According to the official Asian-Pacific American Heritage Month website, this commemorative month began with a congressional bill, which was first introduced by Reps. Frank Horton of New York and Norman Y. Mineta of California in June 1977. They asked that the first 10 days of May be recognized as Asian-Pacific Heritage Week.

The following month, Sens. Daniel Inouye and Spark Marsunaga introduced a similar bill in the Senate. Both of these bills passed.

On Oct. 5, 1978, Jimmy Carter signed a joint resolution designating Asian-Pacific Heritage Week as an annual celebration.

Twelve years later, President George H.W. Bush extended the weeklong celebration into a month-long one.  In 1992 Asian-Pacific American Heritage Month was signed into law.

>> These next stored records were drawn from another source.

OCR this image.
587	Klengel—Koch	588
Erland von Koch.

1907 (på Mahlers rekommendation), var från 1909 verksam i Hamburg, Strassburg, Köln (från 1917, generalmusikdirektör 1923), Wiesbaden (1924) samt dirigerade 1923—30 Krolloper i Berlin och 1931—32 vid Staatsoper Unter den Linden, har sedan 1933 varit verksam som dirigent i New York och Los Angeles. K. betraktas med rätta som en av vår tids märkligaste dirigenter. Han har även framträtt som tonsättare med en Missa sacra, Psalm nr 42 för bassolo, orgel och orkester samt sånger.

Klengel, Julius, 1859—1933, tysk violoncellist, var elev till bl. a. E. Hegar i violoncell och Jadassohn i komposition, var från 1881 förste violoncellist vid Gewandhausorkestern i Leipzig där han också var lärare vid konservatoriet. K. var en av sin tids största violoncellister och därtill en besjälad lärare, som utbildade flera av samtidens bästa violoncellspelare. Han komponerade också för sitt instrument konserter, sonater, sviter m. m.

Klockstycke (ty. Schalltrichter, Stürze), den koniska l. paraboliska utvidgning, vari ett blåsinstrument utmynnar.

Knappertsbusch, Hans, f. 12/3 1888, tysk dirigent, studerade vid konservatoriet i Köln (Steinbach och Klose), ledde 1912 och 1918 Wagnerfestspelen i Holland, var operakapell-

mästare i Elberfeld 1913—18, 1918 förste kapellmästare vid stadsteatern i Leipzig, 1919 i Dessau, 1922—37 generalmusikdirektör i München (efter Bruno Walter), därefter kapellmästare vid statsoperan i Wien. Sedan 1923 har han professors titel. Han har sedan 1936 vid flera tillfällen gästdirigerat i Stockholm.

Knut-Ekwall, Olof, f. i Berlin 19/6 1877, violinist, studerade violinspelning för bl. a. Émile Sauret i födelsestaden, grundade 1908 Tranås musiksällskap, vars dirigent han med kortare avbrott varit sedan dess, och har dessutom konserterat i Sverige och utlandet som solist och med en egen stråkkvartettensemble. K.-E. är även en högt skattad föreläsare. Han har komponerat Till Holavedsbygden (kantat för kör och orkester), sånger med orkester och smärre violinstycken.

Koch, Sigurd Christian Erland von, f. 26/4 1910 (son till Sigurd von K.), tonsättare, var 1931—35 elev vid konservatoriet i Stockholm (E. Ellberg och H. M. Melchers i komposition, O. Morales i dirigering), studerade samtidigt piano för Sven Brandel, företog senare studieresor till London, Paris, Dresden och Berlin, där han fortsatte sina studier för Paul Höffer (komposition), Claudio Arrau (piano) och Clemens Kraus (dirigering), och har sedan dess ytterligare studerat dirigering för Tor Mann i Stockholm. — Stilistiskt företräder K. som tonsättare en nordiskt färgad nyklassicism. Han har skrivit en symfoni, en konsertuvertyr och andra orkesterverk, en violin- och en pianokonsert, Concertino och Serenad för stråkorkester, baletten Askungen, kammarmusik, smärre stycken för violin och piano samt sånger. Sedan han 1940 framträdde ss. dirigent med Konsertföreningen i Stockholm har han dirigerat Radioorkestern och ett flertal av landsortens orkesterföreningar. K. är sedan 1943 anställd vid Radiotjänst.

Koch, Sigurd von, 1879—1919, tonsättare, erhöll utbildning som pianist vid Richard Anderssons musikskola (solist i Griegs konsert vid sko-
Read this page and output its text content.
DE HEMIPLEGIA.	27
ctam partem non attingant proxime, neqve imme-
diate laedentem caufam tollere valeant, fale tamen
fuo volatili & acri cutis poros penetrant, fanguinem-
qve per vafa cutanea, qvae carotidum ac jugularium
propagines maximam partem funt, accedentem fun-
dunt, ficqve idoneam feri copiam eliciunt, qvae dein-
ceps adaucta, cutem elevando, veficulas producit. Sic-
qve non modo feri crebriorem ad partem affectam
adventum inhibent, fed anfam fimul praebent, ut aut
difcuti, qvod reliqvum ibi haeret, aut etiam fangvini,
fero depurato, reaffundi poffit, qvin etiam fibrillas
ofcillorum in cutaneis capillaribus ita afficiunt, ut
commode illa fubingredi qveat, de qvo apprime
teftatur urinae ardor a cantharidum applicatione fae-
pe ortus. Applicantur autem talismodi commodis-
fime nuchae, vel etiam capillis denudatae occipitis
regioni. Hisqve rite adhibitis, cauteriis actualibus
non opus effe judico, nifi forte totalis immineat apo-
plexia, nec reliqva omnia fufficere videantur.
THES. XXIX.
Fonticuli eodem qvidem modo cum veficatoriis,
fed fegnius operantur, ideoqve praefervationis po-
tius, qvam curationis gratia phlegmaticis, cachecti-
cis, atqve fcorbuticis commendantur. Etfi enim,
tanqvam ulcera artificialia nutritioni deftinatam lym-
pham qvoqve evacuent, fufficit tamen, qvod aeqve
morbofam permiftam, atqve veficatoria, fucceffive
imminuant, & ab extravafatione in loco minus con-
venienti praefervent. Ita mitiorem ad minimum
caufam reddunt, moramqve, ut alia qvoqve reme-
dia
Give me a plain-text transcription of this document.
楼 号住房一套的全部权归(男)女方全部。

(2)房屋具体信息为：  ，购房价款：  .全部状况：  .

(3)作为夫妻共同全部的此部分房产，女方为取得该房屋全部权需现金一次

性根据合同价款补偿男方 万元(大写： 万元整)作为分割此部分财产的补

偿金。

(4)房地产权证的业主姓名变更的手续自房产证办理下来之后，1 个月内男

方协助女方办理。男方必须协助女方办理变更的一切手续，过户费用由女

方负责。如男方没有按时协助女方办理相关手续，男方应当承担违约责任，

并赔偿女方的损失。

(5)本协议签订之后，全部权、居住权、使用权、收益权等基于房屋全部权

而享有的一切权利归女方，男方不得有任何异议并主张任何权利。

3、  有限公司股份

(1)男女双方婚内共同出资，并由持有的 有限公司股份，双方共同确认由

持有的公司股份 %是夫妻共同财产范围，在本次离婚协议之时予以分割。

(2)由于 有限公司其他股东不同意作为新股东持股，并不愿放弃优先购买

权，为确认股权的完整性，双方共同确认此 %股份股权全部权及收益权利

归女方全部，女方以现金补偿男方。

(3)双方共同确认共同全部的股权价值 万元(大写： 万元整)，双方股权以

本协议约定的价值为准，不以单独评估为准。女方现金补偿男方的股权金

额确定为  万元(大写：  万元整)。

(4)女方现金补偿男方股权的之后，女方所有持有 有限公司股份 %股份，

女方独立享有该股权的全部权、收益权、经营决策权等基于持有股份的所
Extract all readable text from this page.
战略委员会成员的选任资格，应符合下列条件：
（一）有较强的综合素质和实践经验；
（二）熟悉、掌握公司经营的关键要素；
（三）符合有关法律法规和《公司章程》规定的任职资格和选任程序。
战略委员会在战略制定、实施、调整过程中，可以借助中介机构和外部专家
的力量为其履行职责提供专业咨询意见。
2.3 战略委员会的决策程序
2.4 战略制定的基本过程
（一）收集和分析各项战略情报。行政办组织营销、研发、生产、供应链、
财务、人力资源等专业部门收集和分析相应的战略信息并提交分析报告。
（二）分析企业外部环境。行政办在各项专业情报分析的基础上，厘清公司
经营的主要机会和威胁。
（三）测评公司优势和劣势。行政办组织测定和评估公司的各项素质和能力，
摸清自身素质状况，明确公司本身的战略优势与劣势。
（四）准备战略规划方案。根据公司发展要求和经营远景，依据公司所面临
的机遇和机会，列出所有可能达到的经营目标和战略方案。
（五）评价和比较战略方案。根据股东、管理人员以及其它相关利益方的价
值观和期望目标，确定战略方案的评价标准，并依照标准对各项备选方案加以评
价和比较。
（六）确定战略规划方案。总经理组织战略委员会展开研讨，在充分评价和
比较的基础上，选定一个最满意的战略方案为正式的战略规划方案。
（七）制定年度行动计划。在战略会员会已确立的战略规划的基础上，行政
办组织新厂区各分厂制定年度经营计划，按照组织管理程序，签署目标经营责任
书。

Why the month of May? It was chosen to highlight two events in Asian and Pacific Islander history: the commemoration of the first Japanese migration to the United States on May 7, 1843, and the completion of the transcontinental railroad, constructed primarily by Chinese immigrants, on May 10, 1869.

This month is an opportunity to celebrate the rich history and culture of Asians and Pacific Islanders and to reflect on what is next for this fastest-growing racial group in the United States.